Arndt is one of the most vigorous, animated and eloquent of the German writers. His prose works have had an extraordinary circulation and effect. His patriotic and popular poems and his war-songs are of distinguished excellence. They were published at Frankfort in 1815 and again at Leipsic in 1840.


Victory at Waterloo: Duke of Wellington and Field-Marshal Blücher.

Field-Marshal Blücher


Why are the trumpets blowing?  Ye hussars, away!

‘T is the Field-Marshal rideth, with flying fray;

He rideth so joyous his mettlesome steed,

He swingeth so keenly his bright-flashing blade!


His oath he hath redeemed; when the battle cry rang.

Ha! The old boy!

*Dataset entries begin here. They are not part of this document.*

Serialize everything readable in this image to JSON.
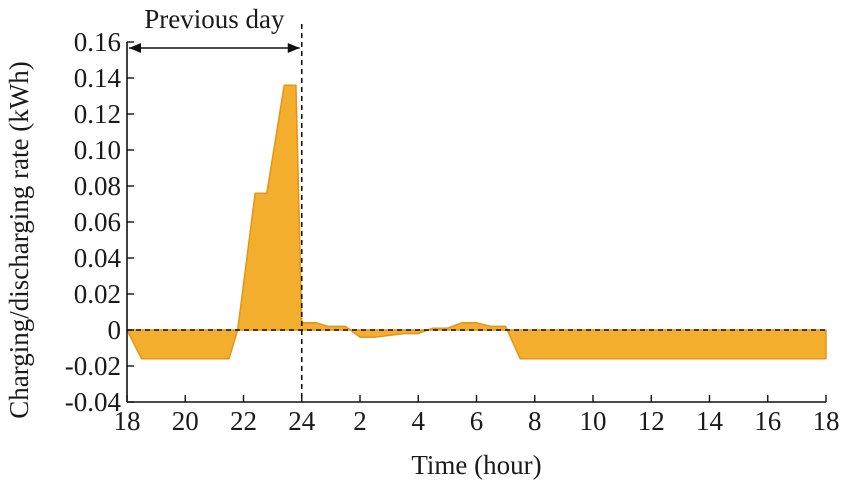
{
  "chart_data": {
    "type": "area",
    "title": "",
    "xlabel": "Time (hour)",
    "ylabel": "Charging/discharging rate (kWh)",
    "ylim": [
      -0.04,
      0.16
    ],
    "yticks": [
      "-0.04",
      "-0.02",
      "0",
      "0.02",
      "0.04",
      "0.06",
      "0.08",
      "0.10",
      "0.12",
      "0.14",
      "0.16"
    ],
    "xlim": [
      0,
      24
    ],
    "xticks": [
      "18",
      "20",
      "22",
      "24",
      "2",
      "4",
      "6",
      "8",
      "10",
      "12",
      "14",
      "16",
      "18"
    ],
    "grid": false,
    "annotation": {
      "text": "Previous day",
      "from_hour": 18,
      "to_hour": 24
    },
    "series": [
      {
        "values_x_hours_since_18": [
          0,
          0.5,
          3.5,
          3.8,
          4.4,
          4.8,
          5.4,
          5.8,
          6.0,
          6.5,
          6.9,
          7.5,
          8.0,
          8.5,
          9.5,
          10.0,
          10.5,
          11.0,
          11.5,
          12.0,
          12.5,
          13.0,
          13.5,
          14.0,
          14.5,
          24.0
        ],
        "values_y_kwh": [
          0,
          -0.016,
          -0.016,
          0,
          0.076,
          0.076,
          0.136,
          0.136,
          0.004,
          0.004,
          0.002,
          0.002,
          -0.004,
          -0.004,
          -0.002,
          -0.002,
          0.001,
          0.001,
          0.004,
          0.004,
          0.002,
          0.002,
          -0.016,
          -0.016,
          -0.016,
          -0.016
        ],
        "color": "#f2ae2c",
        "stroke": "#e6931a"
      }
    ]
  }
}
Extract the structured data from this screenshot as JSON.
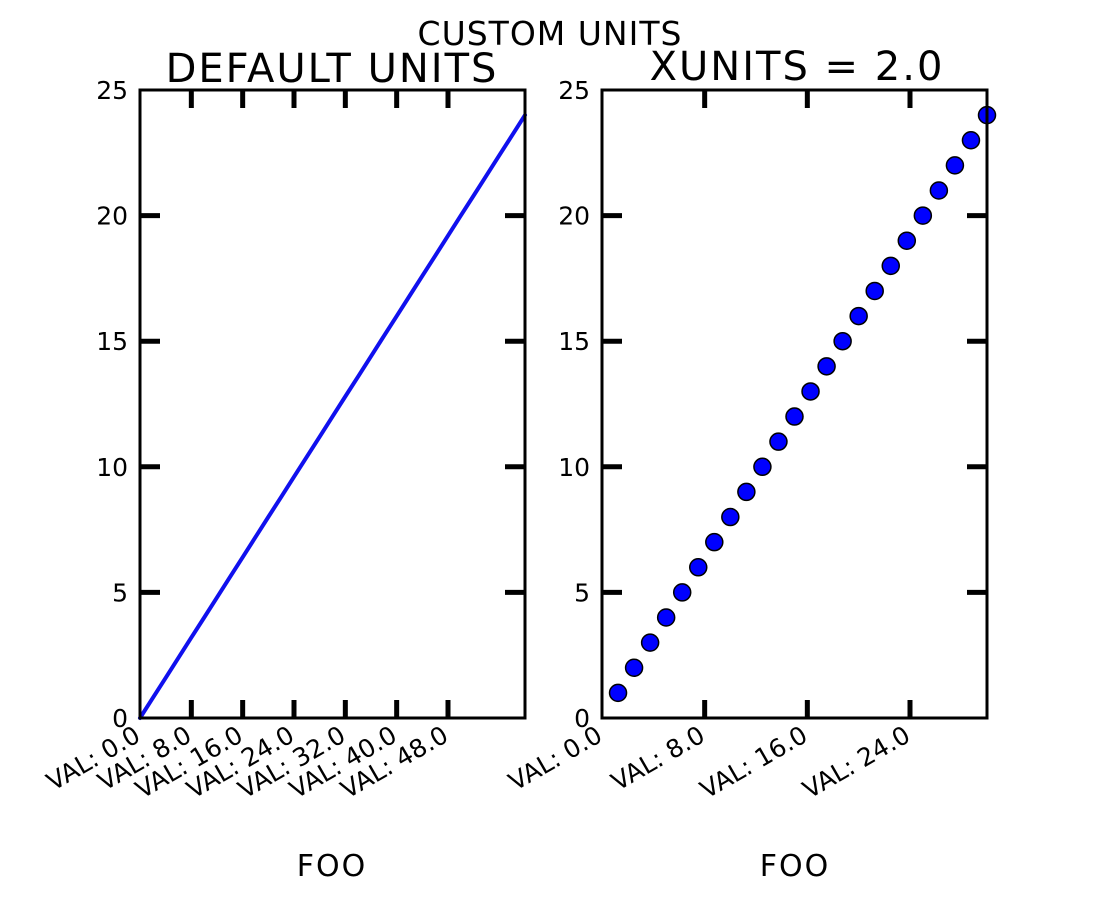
{
  "figure": {
    "suptitle": "CUSTOM UNITS"
  },
  "chart_data": [
    {
      "type": "line",
      "title": "DEFAULT UNITS",
      "xlabel": "FOO",
      "ylabel": "",
      "xlim": [
        0,
        60
      ],
      "ylim": [
        0,
        25
      ],
      "xticks": [
        0,
        8,
        16,
        24,
        32,
        40,
        48
      ],
      "xticklabels": [
        "VAL: 0.0",
        "VAL: 8.0",
        "VAL: 16.0",
        "VAL: 24.0",
        "VAL: 32.0",
        "VAL: 40.0",
        "VAL: 48.0"
      ],
      "yticks": [
        0,
        5,
        10,
        15,
        20,
        25
      ],
      "yticklabels": [
        "0",
        "5",
        "10",
        "15",
        "20",
        "25"
      ],
      "grid": false,
      "series": [
        {
          "color": "#1010ee",
          "x": [
            0,
            2,
            4,
            6,
            8,
            10,
            12,
            14,
            16,
            18,
            20,
            22,
            24,
            26,
            28,
            30,
            32,
            34,
            36,
            38,
            40,
            42,
            44,
            46,
            48,
            50,
            52,
            54,
            56,
            58,
            60
          ],
          "y": [
            0,
            0.8,
            1.6,
            2.4,
            3.2,
            4.0,
            4.8,
            5.6,
            6.4,
            7.2,
            8.0,
            8.8,
            9.6,
            10.4,
            11.2,
            12.0,
            12.8,
            13.6,
            14.4,
            15.2,
            16.0,
            16.8,
            17.6,
            18.4,
            19.2,
            20.0,
            20.8,
            21.6,
            22.4,
            23.2,
            24.0
          ]
        }
      ]
    },
    {
      "type": "scatter",
      "title": "XUNITS = 2.0",
      "xlabel": "FOO",
      "ylabel": "",
      "xlim": [
        0,
        30
      ],
      "ylim": [
        0,
        25
      ],
      "xticks": [
        0,
        8,
        16,
        24
      ],
      "xticklabels": [
        "VAL: 0.0",
        "VAL: 8.0",
        "VAL: 16.0",
        "VAL: 24.0"
      ],
      "yticks": [
        0,
        5,
        10,
        15,
        20,
        25
      ],
      "yticklabels": [
        "0",
        "5",
        "10",
        "15",
        "20",
        "25"
      ],
      "grid": false,
      "series": [
        {
          "color": "#0000ff",
          "edgecolor": "#000000",
          "x": [
            1.25,
            2.5,
            3.75,
            5.0,
            6.25,
            7.5,
            8.75,
            10.0,
            11.25,
            12.5,
            13.75,
            15.0,
            16.25,
            17.5,
            18.75,
            20.0,
            21.25,
            22.5,
            23.75,
            25.0,
            26.25,
            27.5,
            28.75,
            30.0
          ],
          "y": [
            1,
            2,
            3,
            4,
            5,
            6,
            7,
            8,
            9,
            10,
            11,
            12,
            13,
            14,
            15,
            16,
            17,
            18,
            19,
            20,
            21,
            22,
            23,
            24
          ]
        }
      ]
    }
  ]
}
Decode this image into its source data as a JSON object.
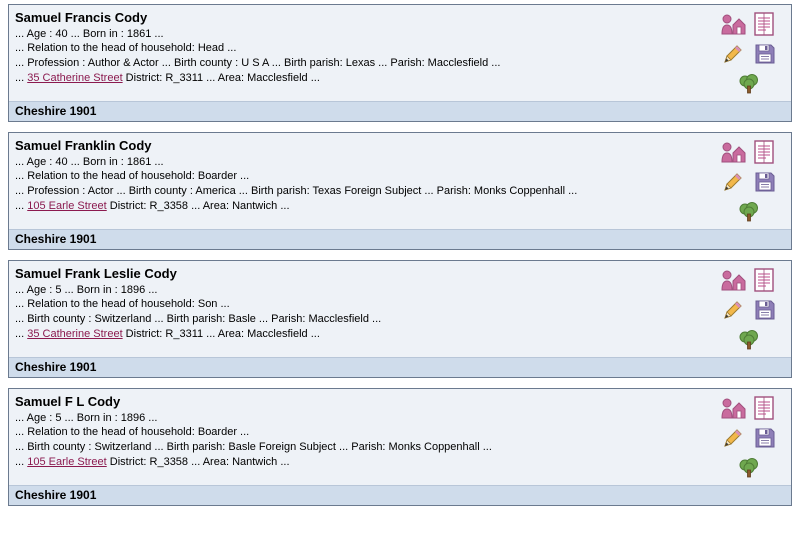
{
  "colors": {
    "card_bg": "#eef2f7",
    "footer_bg": "#cfdceb",
    "border": "#6b7a8f",
    "link": "#8b1a4f",
    "icon_pink": "#c96b9e",
    "icon_pink_dark": "#a04f7d",
    "icon_floppy": "#8e7fb8",
    "icon_floppy_dark": "#6b5e94",
    "icon_pencil_body": "#f2b84b",
    "icon_pencil_tip": "#3a3a3a",
    "icon_tree_leaf": "#6fa84f",
    "icon_tree_trunk": "#8a5a2b"
  },
  "records": [
    {
      "name": "Samuel Francis Cody",
      "lines": [
        "... Age : 40 ... Born in : 1861 ...",
        "... Relation to the head of household: Head ...",
        "... Profession : Author & Actor ... Birth county : U S A ... Birth parish: Lexas ... Parish: Macclesfield ..."
      ],
      "address": "35 Catherine Street",
      "address_suffix": " District: R_3311 ... Area: Macclesfield ...",
      "footer": "Cheshire 1901"
    },
    {
      "name": "Samuel Franklin Cody",
      "lines": [
        "... Age : 40 ... Born in : 1861 ...",
        "... Relation to the head of household: Boarder ...",
        "... Profession : Actor ... Birth county : America ... Birth parish: Texas Foreign Subject ... Parish: Monks Coppenhall ..."
      ],
      "address": "105 Earle Street",
      "address_suffix": " District: R_3358 ... Area: Nantwich ...",
      "footer": "Cheshire 1901"
    },
    {
      "name": "Samuel Frank Leslie Cody",
      "lines": [
        "... Age : 5 ... Born in : 1896 ...",
        "... Relation to the head of household: Son ...",
        "... Birth county : Switzerland ... Birth parish: Basle ... Parish: Macclesfield ..."
      ],
      "address": "35 Catherine Street",
      "address_suffix": " District: R_3311 ... Area: Macclesfield ...",
      "footer": "Cheshire 1901"
    },
    {
      "name": "Samuel F L Cody",
      "lines": [
        "... Age : 5 ... Born in : 1896 ...",
        "... Relation to the head of household: Boarder ...",
        "... Birth county : Switzerland ... Birth parish: Basle Foreign Subject ... Parish: Monks Coppenhall ..."
      ],
      "address": "105 Earle Street",
      "address_suffix": " District: R_3358 ... Area: Nantwich ...",
      "footer": "Cheshire 1901"
    }
  ]
}
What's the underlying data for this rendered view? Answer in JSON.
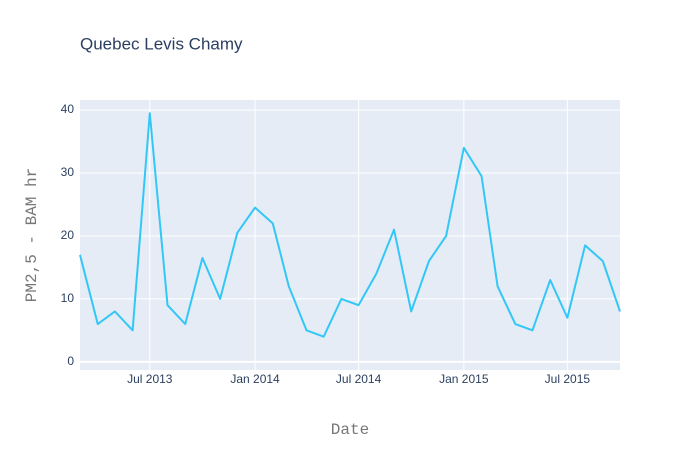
{
  "chart_data": {
    "type": "line",
    "title": "Quebec Levis Chamy",
    "x_label": "Date",
    "y_label": "PM2,5 - BAM hr",
    "x": [
      "2013-03",
      "2013-04",
      "2013-05",
      "2013-06",
      "2013-07",
      "2013-08",
      "2013-09",
      "2013-10",
      "2013-11",
      "2013-12",
      "2014-01",
      "2014-02",
      "2014-03",
      "2014-04",
      "2014-05",
      "2014-06",
      "2014-07",
      "2014-08",
      "2014-09",
      "2014-10",
      "2014-11",
      "2014-12",
      "2015-01",
      "2015-02",
      "2015-03",
      "2015-04",
      "2015-05",
      "2015-06",
      "2015-07",
      "2015-08",
      "2015-09",
      "2015-10"
    ],
    "series": [
      {
        "name": "PM2,5 - BAM hr",
        "color": "#33c7f7",
        "values": [
          17,
          6,
          8,
          5,
          39.5,
          9,
          6,
          16.5,
          10,
          20.5,
          24.5,
          22,
          12,
          5,
          4,
          10,
          9,
          14,
          21,
          8,
          16,
          20,
          34,
          29.5,
          12,
          6,
          5,
          13,
          7,
          18.5,
          16,
          8
        ]
      }
    ],
    "xlim": [
      "2013-03",
      "2015-10"
    ],
    "xticks": [
      {
        "value": "2013-07",
        "label": "Jul 2013"
      },
      {
        "value": "2014-01",
        "label": "Jan 2014"
      },
      {
        "value": "2014-07",
        "label": "Jul 2014"
      },
      {
        "value": "2015-01",
        "label": "Jan 2015"
      },
      {
        "value": "2015-07",
        "label": "Jul 2015"
      }
    ],
    "ylim": [
      -1.3,
      41.6
    ],
    "yticks": [
      0,
      10,
      20,
      30,
      40
    ],
    "grid": true
  }
}
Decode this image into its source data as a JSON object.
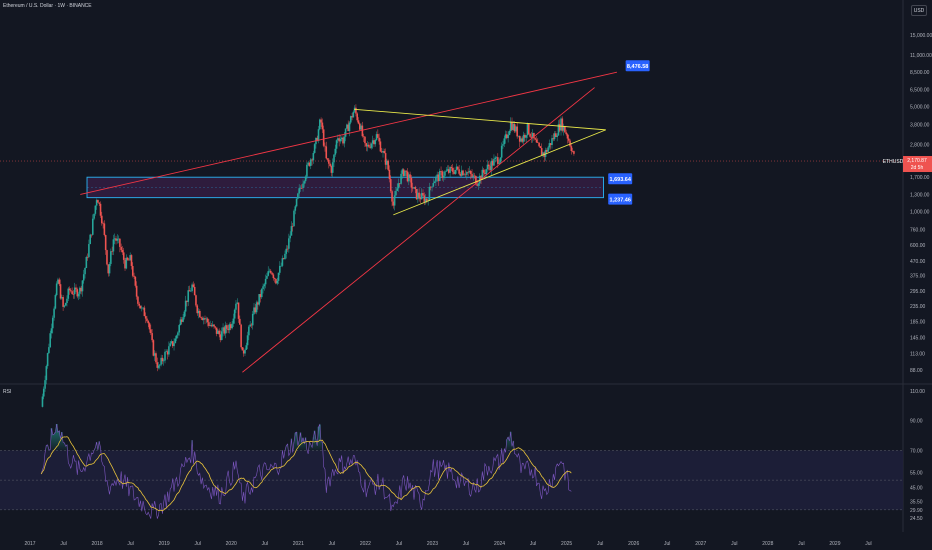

How to saddle he sprang!

It was he who led off the last dance of the ball;

With besom of iron he swept clean the hall!


At Lützen, on the mead, there he struck such a blow,

That end with the fright stood the hair of the foe,

That thousands ran off with hurrying tread,

Ten thousand slept soundly the peace of the dead!


At Katzbach, by the stream, he there played his part;

He taught you, O Frenchmen, the swimmer’s good art!

Farewell to you, Frenchmen, away to the waves!

And take, ye sans-culottes, the whales for your graves!


At Wartburg, on the Elbe, how before him all yielded!

Nor fortress nor castle the Frenchmen shielded;

Again they must spring like hares o’er the field,

And the hero’s hurrah after them pealed.


At Leipsic, on the mead, – O, honor’s glorious fight!

There he shattered the fortunes of France and her might;

There lie they all safely, since so hardly they fell;

And there the old Blücher played the field-marshal well.